The day started out with a parade that featured city officials, marching police officers, mailmen, firemen and troops of soldiers, all veterans of the Spanish American War and the Civil war.

The parade, much like today, would assemble in the area of N.8th and Center then proceed north to Michigan Ave, then west to Born’s Park. Born’s park, which no longer exists, was located between Michigan Ave. and St. Clair Ave., N.14th Street and N 15th. Street. The one square block park was gaily decorated with flags and bunting and illuminated at night by Japanese lanterns as well as the then new incandescent lights.

In the afternoon a concert was held and during the evening hundreds attended a large dance in a building on the park grounds known as the armory.

Food and drink, lots of it mostly beer, was provided. Throughout the city numerous halls and societies held dances, as well as many churches holding church picnics.

In the evening a large fireworks display was presented to huge admiring crowds. Then as now personal fireworks were illegal, but many chose to violate the law.

The Sheboygan Herald of July 5, 1905 proclaimed “Sheboygan had no fatalities due to the new law prohibiting fireworks, however six persons were injured. Even the pursuit of missing thumbs, together with torn finders, and powder burnt face is unusually small.”

More than the usual number of drunk and disorderly arrests was made by the police. It doesn’t seem that much has changed over the past 100 years.

Brass marching bands have a long tradition and history in our city. 50 years or more ago brass bands abounded, it seems that almost every church and fraternal organization had a marching band.

Many of the bands were sponsored by German fraternal organizations. Germans love music, love to dance to it, and drink beer to it, and just to listen to it.

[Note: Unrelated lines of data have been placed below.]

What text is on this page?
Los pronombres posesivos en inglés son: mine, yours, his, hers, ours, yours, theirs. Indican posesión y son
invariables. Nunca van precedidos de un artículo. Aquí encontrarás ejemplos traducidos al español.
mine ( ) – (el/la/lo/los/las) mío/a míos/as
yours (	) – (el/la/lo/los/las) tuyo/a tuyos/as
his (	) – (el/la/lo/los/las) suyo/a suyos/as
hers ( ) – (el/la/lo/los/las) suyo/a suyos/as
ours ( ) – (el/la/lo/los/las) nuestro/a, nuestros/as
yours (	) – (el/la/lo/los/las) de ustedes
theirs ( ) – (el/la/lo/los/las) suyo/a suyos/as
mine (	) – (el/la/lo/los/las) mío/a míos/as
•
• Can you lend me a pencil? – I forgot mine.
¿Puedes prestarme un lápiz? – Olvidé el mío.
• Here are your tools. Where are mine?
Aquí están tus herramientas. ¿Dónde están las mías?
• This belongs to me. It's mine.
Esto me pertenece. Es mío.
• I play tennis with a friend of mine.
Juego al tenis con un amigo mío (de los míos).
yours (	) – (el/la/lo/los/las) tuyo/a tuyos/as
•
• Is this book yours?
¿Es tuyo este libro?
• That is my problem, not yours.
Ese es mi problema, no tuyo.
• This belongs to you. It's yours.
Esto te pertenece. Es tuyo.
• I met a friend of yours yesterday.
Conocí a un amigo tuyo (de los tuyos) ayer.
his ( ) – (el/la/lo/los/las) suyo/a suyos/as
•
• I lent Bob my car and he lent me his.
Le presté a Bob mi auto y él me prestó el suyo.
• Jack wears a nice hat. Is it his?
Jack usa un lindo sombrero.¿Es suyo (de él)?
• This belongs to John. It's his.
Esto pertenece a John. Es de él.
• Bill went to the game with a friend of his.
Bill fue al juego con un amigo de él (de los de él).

The German Ompa Band with its rumbling tubas and brass interments are still much admired by many.

Marching bands still exist of course but somehow they just don’t seem the same. Maybe it’s because were not sitting in a grassy park on a warm summer night with our arm around someone we care a lot about with stars twinkling overhead, as the band plays in a gazebo like bandstand.

What would Fourth of July be without the brass bands?

I have to go now I think I can hear the squeal of bagpipes. Could parade a be coming? I was wrong. I was standing on my cat’s tail.

Both Joy and I wish you all a pleasant and safe holiday. And please take just a moment to reflect on what the 4th of July is all about.

Today’s Tidbit; Parades and marching bands date all the way back to Roman times when victorious Roman Legions would be allowed to parade through Rome.

The Roman army normally was forbidden to enter Rome, but after a great victory they were granted what was known as a triumph, or parade as we now know them.